Speaking of Nietzsche, the German philosopher is having a moment. In our new and wild political landscape, radicals on both the left and the right are finding something to love about the thinker and his ideas, wrote Guy Elgat: “The secret of Nietzsche’s appeal to people from opposite ends of the political spectrum is thus revealed: To the radical right, it is his rejection of equality and the democratic ideas that are based on it that is scintillating and rings true (besides his often and—as I have argued—misunderstood flirtations with the concept of race); to the left, it is his anti-essentialism with its emphasis on the plastic nature of identity that promises liberation from societal oppression. But, as it is typical in politics, the catch is that each side, to maintain its political ideology, has to reject the other’s Nietzscheanism: The radical right cannot easily accept the idea that identity, including racial identity, is dynamic and malleable, and the left, in order to promote its progressive agenda in the democratic public forum, cannot easily give up on the idea of the moral equality of all.”

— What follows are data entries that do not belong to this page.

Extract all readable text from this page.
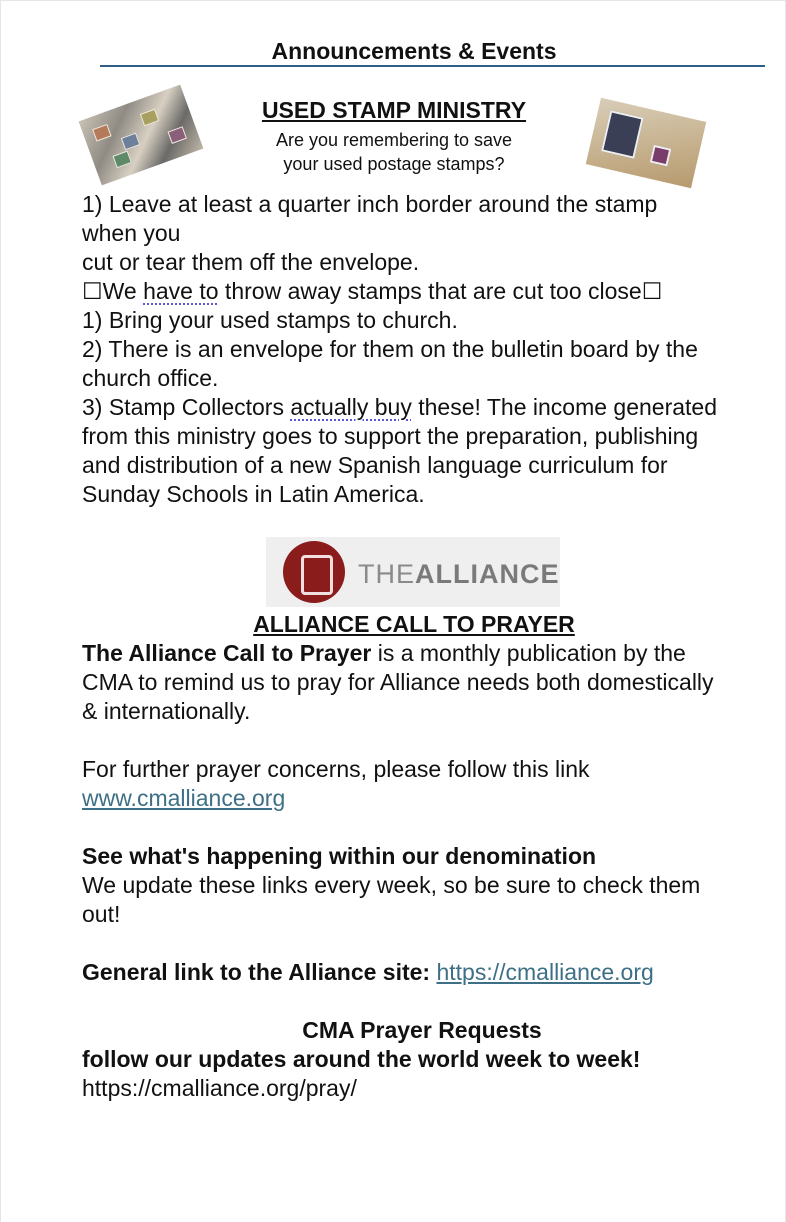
Announcements & Events
USED STAMP MINISTRY
Are you remembering to save
your used postage stamps?
1) Leave at least a quarter inch border around the stamp
when you
cut or tear them off the envelope.
☐We have to throw away stamps that are cut too close☐
1) Bring your used stamps to church.
2) There is an envelope for them on the bulletin board by the
church office.
3) Stamp Collectors actually buy these! The income generated
from this ministry goes to support the preparation, publishing
and distribution of a new Spanish language curriculum for
Sunday Schools in Latin America.
THEALLIANCE
ALLIANCE CALL TO PRAYER
The Alliance Call to Prayer is a monthly publication by the
CMA to remind us to pray for Alliance needs both domestically
& internationally.
For further prayer concerns, please follow this link
www.cmalliance.org
See what's happening within our denomination
We update these links every week, so be sure to check them
out!
General link to the Alliance site: https://cmalliance.org
CMA Prayer Requests
follow our updates around the world week to week!
https://cmalliance.org/pray/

More contemporary German history offers useful insights as well. The Weimar Republic, wrote Eric D. Weitz, showed us the dangers of traditional and radical conservatives learning to speak the same language. “That is the lesson from the right-wing populist upsurge in Weimar Germany, which culminated in the Nazi assumption of power,” Weitz argued. “The political language of fear and hostility directed at “foreign” elements (never mind the fact that many and even most of those so-called foreigners had been residents and citizens for generations) enables moderate and radical conservatives to come together. The moderates make the radicals salonfähig, acceptable in polite society. That is the real and pressing danger of the current moment.”

And as a new and troubling history tells us, the Nazis themselves looked at America for inspiration. “In the 1930s,” wrote David Mikics, “the American South and Nazi Germany were the world’s most straightforwardly racist regimes, proud of the way they had deprived blacks and Jews, respectively, of their civil rights.”

What, then, might we do about this ascendant hatred? Any effort to combat white supremacy, Eric K. Ward reminds us in a new piece published today, must include fighting anti-Semitism as a core tenet. “I developed an analysis of anti-Semitism but not because I wanted to smash White supremacy,” he writes, “but because I wanted to be free. If we acknowledge that White nationalism clearly and forcefully names Jews as non-white, and did so in the very fiber of its emergence as a post-civil rights right-wing revolutionary movement, then we will all be forced to recognize our own ignorance about the country we thought we lived in. It is time for us to have that conversation.”

From the editors of Tablet Magazine.